Eigentümlicher Mix
Der erste Spielfilm des Regisseurs Salvatore Mereu aus Dorgali lässt in seiner Filmsprache zwar neorealistische Wurzeln erkennen und spielt etliche traditionelle Stereotypen aus (vom archaischen Lebensstil, dem Hirtenidyll über die absonderliche Sexualität bis zum gehüpften Rundtanz und dem vielstimmigen Männergesang), bindet sie aber in ein symbolbefrachtetes Konzept ein. Sie sind dadurch ein wenig der Realität enthoben, ohne jedoch ironisch gebrochen zu werden.
Der Film besteht aus vier Episoden, die unvermittelt ineinander übergehen. Abgesehen von einigen Schauspielern, die wiederholt auftreten, sind sie lediglich auf der metaphorischen Ebene verbunden, indem jede eine Jahreszeit und eine Lebensphase repräsentiert. Im ersten, heiteren Teil (Frühling / Kindheit) fahren vier kleine Jungs auf der Ladefläche eines Kleinlasters über Land, um zum ersten Mal das Meer zu sehen. Unterwegs ärgern sie einander und andere, rauchen und amüsieren sich; am Meer tollen sie geradezu ekstatisch herum. – In der zweiten Episode (Sommer / Jugend) fliegt eine attraktive junge Französin ein und ist gleich fasziniert von dem stillen, bärtigen, drahtigen Hirten, dem wir schon zusammen mit den Knaben begegnet sind. Mit Flugzeug, Disko und weiblichen Initiativen bricht die Moderne ins Hirtenleben. Sprachlich können beide nur rudimentär miteinander kommunizieren, kulturbedingt unterscheiden sich auch ihre sexuellen Wünsche, aber die Verführung gelingt. Kaum ist der Naturbursche auf tragische Weise wieder allein, sehen wir dieselbe attraktive Schauspielerin im dritten Teil als Nonne (was zunächst weiß Gott irritiert). Sie reist zu ihrer Familie aufs Land, wo eine Angehörige heiratet. Dies (Herbst / Reife) ist der stimmigste der vier Teile: Das vielgestaltige Gedränge in den Innenräumen, vom magischen Chorgesang begleitet, spiegelt sich im ernsten, sanften Mienenspiel der Nonne wieder. Das große Fest beginnt, wird aber jäh von einem Platzregen beendet; Traurigkeit und Enttäuschung in allen Gesichtern – bis einer die Initiative ergreift: Das Gemeinschaftserlebnis mit Musik und Tanz erweist sich als mystisches Heilmittel (mehr dazu in meiner Besprechung des Films »Su ballu ‹e s’arza – il ballo dell’argia« [› Rezension]), die Sonne bricht hervor, der Regen hört auf, alles wird gut. – In der letzten Episode (Winter / Alter) verbringt ein einsamer Alter seine letzte Nacht mit einer unkomplizierten Prostituierten (sie singen und musizieren gemeinsam), ehe er in einer melodramatischen Prozession aus dem Leben geleitet wird.

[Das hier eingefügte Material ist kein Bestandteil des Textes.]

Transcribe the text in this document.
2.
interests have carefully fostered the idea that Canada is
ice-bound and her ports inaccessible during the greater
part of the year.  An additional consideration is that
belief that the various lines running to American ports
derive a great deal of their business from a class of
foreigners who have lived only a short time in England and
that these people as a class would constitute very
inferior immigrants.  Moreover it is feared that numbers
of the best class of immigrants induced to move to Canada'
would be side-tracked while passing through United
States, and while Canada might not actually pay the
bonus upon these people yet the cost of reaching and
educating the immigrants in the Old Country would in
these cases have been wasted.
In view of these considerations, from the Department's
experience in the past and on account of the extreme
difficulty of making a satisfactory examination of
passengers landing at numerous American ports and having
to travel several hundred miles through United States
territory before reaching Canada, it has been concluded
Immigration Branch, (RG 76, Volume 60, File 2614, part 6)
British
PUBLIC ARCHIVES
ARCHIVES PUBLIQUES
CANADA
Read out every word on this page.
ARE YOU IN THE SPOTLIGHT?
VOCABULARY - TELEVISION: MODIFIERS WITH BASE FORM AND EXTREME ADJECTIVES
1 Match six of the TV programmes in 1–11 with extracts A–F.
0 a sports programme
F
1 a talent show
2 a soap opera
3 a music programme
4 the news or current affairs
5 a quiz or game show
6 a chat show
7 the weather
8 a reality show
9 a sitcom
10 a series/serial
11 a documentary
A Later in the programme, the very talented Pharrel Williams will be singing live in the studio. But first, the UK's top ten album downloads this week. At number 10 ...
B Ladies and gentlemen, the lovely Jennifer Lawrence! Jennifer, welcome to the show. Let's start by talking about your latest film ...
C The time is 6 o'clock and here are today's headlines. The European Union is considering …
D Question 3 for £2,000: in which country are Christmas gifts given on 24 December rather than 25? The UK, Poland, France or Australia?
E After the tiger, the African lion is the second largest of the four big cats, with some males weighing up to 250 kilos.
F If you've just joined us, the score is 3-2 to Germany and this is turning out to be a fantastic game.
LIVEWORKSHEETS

Der Titel des Films bezeichnet eine Variante der typischen sardischen Rundtänze, bei denen sich die gesamte Tanzgruppe kreisförmig hüpfend zum Rhythmus des Akkordeons oder der launeddas bewegt und bestimmte Choreografien ausführt.
An »Ballo a tre passi« kann man manches kritisieren: Der Film erzählt keine richtige Geschichte, wirkt artifiziell, ist inhomogen strukturiert und führt ein inzwischen als veraltet angesehenes Sardinienbild fort, das die Entwicklung der Insel ignoriert. Aber er lässt das filmische Talent des Regisseurs erkennen, das er in »Bellas mariposas« [› Rezension] entfaltet: die ruhige Kameraführung, die Gestaltung anrührender Szenen, die frontalen Großaufnahmen, um den Protagonisten ganz nahe zu kommen.